A wrap-up of the biggest news in cryptocurrency for the week
SegWit Adds to the BTC Civil War
Last week we talked a little bit about Bitcoin Unlimited and its attempt to secede from the bitcoin network by creating something akin to a hostile takeover of the bitcoin blockchain. Since bitcoin is decentralized and no central organization can truly control bitcoin (most major updates are made via consensus of Core developers), it’s not a hostile takeover in the classic, corporate sense, but it is a revolutionary effort that has split fans, users and experts alike right down the middle.
Recap of BU
Bitcoin Unlimited proposed to solve the problem of ever-slowing transaction times and increasing transaction fees by allowing for an increase in bitcoin block size. If miners could decide the size of the block they wanted to mine and add to the blockchain, they could theoretically collect more transaction fees while simultaneously helping transactions get pushed through more quickly. Critics are quick to point out that this would make the size of the blockchain even more unwieldy than its current size of about 120 GB. Having the bandwidth necessary to download and update an even larger blockchain would further remove the average person’s ability to operate a full bitcoin node and thus maintain a Core client-based wallet.
The Second Fork in the Road
So, what will bitcoin users be stuck with: high fees and sluggish transactions, or having to run and maintain a program that will likely be far larger than bitcoin’s already-110 GB blockchain? Enter Segregated Witness, or SegWit, a coding tweak first proposed by bitcoin developer Pieter Wuille in 2011.
With a doctorate in computer science from the University of Leuven, Wuille has been part of the bitcoin core development team for longer than most other developers, and his solution is currently being highly considered as a way to bridge the gap between bitcoin Core and Unlimited camps. (The “Core” camp preferring to leave the block size at 1 MB for the moment and the “Unlimited” camp preferring to dynamically increase block sizes.)
The term “Segregated Witness” refers to the idea that it is possible to remove (or segregate) certain identification data from bitcoin transactions in order to make them smaller in size, which would allow for more transactions to be squeezed into a single 1 MB block.
The bitcoin network could still function as normal if data related to signatures (“witness data”) was removed from bitcoin transactions. Transaction IDs, which are dauntingly long strings of characters, would be shortened, each transaction would therefore consist of less total data, and the need for bigger block sizes would be relieved.
Much like Bitcoin Unlimited, proponents of SegWit are attempting to implement their coding changes via a consensus-based soft fork, meaning nobody would have to upgrade their client to be SegWit compatible if they didn’t want to, and their bitcoins would still be safe and compatible with nodes running the SegWit implementation. In order for SegWit to be activated, 95% of miners must be using the SegWit version of the bitcoin client, which would signal the network to incorporate the change into the bitcoin protocol for good.
The Limitation of Bitcoin Unlimited
SegWit poses two problems for Bitcoin Unlimited supporters.
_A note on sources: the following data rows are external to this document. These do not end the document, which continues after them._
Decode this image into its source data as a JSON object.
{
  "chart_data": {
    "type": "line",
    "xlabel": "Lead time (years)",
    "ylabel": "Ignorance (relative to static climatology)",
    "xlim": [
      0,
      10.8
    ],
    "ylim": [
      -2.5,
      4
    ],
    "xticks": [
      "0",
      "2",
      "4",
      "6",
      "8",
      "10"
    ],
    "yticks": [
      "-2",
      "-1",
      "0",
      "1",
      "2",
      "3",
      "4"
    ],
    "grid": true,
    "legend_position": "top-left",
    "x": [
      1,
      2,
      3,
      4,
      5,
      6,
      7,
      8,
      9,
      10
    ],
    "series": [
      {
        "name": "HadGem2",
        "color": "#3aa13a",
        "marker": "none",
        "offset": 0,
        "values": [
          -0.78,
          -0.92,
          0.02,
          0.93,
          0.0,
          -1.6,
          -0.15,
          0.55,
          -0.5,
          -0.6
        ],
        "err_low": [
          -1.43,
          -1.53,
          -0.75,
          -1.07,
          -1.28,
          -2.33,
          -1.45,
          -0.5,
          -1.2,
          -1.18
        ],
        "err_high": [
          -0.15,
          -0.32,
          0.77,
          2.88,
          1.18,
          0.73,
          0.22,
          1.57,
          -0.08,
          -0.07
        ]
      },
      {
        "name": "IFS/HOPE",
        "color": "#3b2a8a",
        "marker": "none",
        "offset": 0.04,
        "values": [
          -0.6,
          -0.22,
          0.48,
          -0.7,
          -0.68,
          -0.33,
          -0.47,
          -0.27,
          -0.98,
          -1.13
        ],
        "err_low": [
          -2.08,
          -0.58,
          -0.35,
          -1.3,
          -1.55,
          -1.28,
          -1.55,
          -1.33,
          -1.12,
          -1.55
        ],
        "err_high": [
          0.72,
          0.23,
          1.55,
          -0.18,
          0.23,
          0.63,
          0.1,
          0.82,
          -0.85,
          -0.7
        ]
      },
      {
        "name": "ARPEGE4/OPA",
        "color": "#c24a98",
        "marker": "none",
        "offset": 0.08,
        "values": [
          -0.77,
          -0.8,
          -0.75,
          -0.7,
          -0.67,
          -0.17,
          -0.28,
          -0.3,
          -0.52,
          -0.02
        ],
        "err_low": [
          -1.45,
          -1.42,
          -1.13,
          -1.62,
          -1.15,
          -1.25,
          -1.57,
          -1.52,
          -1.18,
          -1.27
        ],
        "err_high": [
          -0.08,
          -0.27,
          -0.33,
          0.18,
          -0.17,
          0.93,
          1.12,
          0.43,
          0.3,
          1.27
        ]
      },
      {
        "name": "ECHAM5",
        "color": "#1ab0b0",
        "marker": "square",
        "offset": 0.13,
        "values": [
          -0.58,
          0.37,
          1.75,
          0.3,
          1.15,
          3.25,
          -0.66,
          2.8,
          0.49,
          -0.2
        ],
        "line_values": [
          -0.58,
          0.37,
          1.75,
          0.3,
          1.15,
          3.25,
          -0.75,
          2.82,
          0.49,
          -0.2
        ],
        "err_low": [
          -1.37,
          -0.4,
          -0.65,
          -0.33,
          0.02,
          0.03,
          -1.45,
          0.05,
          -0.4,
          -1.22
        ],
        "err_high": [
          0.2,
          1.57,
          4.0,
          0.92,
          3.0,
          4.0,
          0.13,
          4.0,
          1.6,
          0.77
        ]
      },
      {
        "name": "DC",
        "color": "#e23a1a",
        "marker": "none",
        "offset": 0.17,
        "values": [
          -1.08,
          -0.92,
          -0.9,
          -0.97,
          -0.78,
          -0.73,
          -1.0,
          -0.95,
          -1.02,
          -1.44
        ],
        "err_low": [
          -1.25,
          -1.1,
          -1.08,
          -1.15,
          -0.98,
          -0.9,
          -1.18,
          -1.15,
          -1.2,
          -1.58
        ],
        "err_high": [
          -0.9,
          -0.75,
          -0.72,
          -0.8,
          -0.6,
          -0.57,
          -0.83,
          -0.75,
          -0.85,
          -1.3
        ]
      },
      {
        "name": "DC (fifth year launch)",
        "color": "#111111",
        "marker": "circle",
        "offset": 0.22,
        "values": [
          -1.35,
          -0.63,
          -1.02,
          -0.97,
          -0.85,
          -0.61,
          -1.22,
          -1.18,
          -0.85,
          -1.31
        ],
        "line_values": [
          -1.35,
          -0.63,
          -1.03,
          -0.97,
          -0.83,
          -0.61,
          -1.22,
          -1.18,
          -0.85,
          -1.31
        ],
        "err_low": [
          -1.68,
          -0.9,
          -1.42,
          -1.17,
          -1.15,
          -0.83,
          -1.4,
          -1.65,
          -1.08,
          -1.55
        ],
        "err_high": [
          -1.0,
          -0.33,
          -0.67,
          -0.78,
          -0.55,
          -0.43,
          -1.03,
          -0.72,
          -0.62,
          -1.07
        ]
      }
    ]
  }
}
First, it draws away potential miner support that BU needs to reach their own activation threshold. As this “third party candidate” enters the ring and gains increasing favorability, it is near certainly spelling the doom of BU’s activation hopes by splitting up the miners into a third camp. In this way, you can imagine SegWit to be the Ralph Nader, Ron Paul or even Bernie Sanders of bitcoin political camps. With over 30% of the miner vote now signaling support for SegWit, this week it passed Bitcoin Unlimited in terms of miner popularity for the first time, effectively removing BU as a serious contender in the race to be the savior of bitcoin. On top of that, SegWit has already been named as the culprit behind a crash of BU-running servers, most likely due to software incompatibility issues on the part of BU. Obviously, Roger Ver, early bitcoin adopter and lead investor behind the highly-publicized and contentious push for BU, can’t be having a good week. Of course, SegWit is not without its own detractors, though they may have come too little and too late to derail SegWit’s impact on BU’s chances of success.
The Resurgence of Litecoin
Last but not least regarding SegWit is the fact that the world’s second oldest cryptocurrency, Litecoin (LTC), is on the verge of signaling SegWit activation in their own network, spurring a boost in new mining software aimed to take advantage of the likely event of its activation. Litecoin has always been touted as the more environmentally-friendly version of bitcoin since not nearly as much computing power is necessary to keep its network running and blockchain secured. This has pushed the price of LTC to fresh highs on speculation that lower fees and faster transaction times provided by SegWit may give it an edge over bitcoin in terms of future user adoption. Still, if anything’s certain, it’s that the future of cryptocurrency is always uncertain. A mantra heeded to potential speculators hoping to capitalize one way or another on last week’s events could best be put in terms of an ancient axiom: “change is the only constant.”